Brits more in debt than Americans

September 22, 2007|By Cox News Service

LONDON -- Mortgage market turmoil. A painful housing slump. Economic concerns don't get any worse than they are these days in America, right?

Wrong. Try coming to Britain. After a decade of unprecedented economic growth, this nation of perhaps the world's most overextended borrowers might finally be forced to pay the piper.

High debt "really snuck up on me without me realizing how bad things were getting," said Erire Obano, 40, a songwriter who had to sell her London home this month after she remortgaged her property - twice - to pay her rising debts.

As she fell behind on mortgage payments that rose from $1,200 a month five years ago to $4,000 a month today, "I was living off credit cards there for a while and it wasn't a good thing," she said. "The debts just grew like crazy."

Today, British consumers owe $2.7 trillion on credit cards, mortgages, and other consumer loans - more than the value of all the goods and services produced by its economy in a year, according to accountancy firm Grant Thornton.

"Personal debt exceeding Britain's GDP is a worrying milestone in our buy-now-and-pay-later culture," said Martin Bamford, a personal finance adviser and author in Surrey, England.

Indeed, personal debt in Britain is growing by $1 million every two minutes, according to www.creditaction.org.uk, a nonprofit financial education group.

The average household now owes an amount equal to 166 percent of its annual disposable income, 30 percent higher than in the United States.

Debt worries were not very evident here over the past decade of economic euphoria. As home prices tripled, with the average house price recently smashing through the $600,000 mark in London, owners borrowed against that value to fuel consumer spending. Investment rolled in as the city prepared to host the 2012 Summer Olympics, and $2 million bonuses were handed out in the booming financial sector.

Then the collapse of the subprime mortgage market in the U.S. sent ripples around the world.

When Britain's fifth-largest mortgage lender, Northern Rock bank, asked the Bank of England for emergency funding, panicked customers lined up outside branches to withdraw their funds.

"It's been a rocky week for Britain's retail banks and their customers," said James Edsberg, a partner in the retail strategy firm Lighthouse Global. "The Northern Rock bank has been the first to suffer from the impact of the global credit crunch on this side of the Atlantic."

Evidence mounts that homeowners are starting to buckle under the squeeze of the central bank's five consecutive interest-rate increases, to 5.75 percent, in the past year.

The number of people declaring bankruptcy soared 28 percent in the year ending this June, while the number of home repossessions zoomed 30 percent.

Sean Gardner, chief executive of financial Web site www.MoneyExpert.com, said the effects of the interest rate increases are just beginning to bite.

"Some people have inevitably been pushed over the edge with bankruptcy or insolvency, an increasingly common route for many," he said. "But that's the tip of the iceberg really. The statistics hide millions of people whose finances are at the breaking point."

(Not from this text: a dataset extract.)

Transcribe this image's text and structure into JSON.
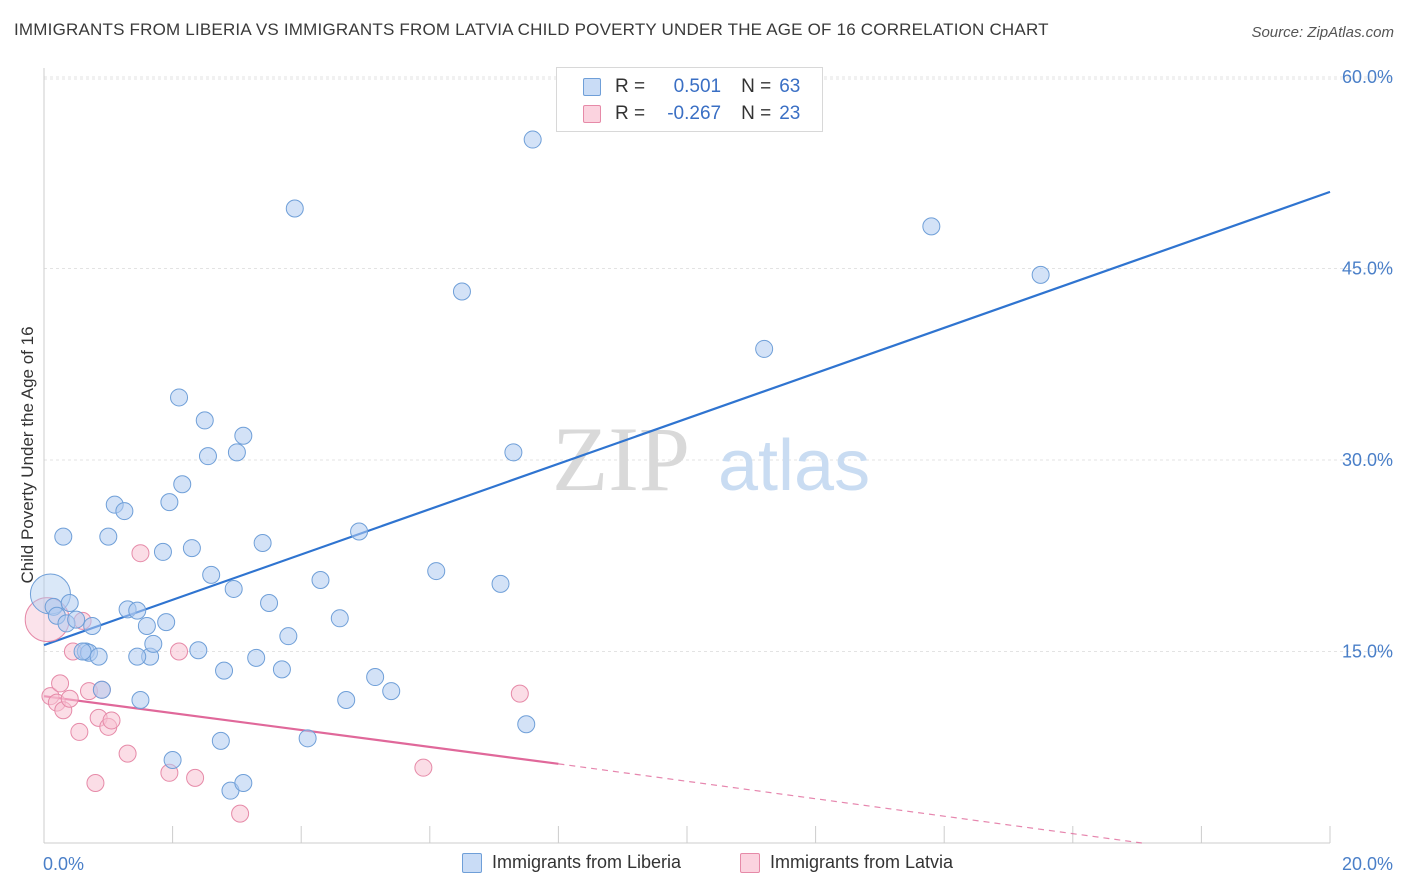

The result has been to cause banks to write off $7.5 billion in debts in the first half of the year.

These write-offs wouldn't be such a worry if the housing market holds up. But if it falters - as many say it already has in some areas - then the write-offs might be the tip of an economic meltdown.

"A combination of further interest rate rises and higher unemployment figures could be an absolute disaster right now," said Bamford, the financial adviser.

Hari Sothinathan, an analyst at Knight Frank real estate agency, said the global tightening of credit could bring more risks into the British mortgage market.

Particularly vulnerable is London, where any downturn in profitability in the financial sector would spark a cooling of the housing market.

"It is likely that there will be a discernible shift towards a lower rate of growth in the second half of 2007," Sothinathan said. "Indicators on sales volumes and market activity have shifted in recent months, with lower sales and mortgage lending recorded on a year-on-year basis."

Some financial experts are more sanguine about the future.

"The situation is increasingly difficult for many people, especially now that credit is becoming more expensive and harder to get," said Peter Spencer, an economics professor at the University of York.

"However I don't think the problem is as serious as in the early 1990s when rising unemployment and falling house prices pushed thousands over the edge," he said. "The labor and housing markets are much stronger now than they were then."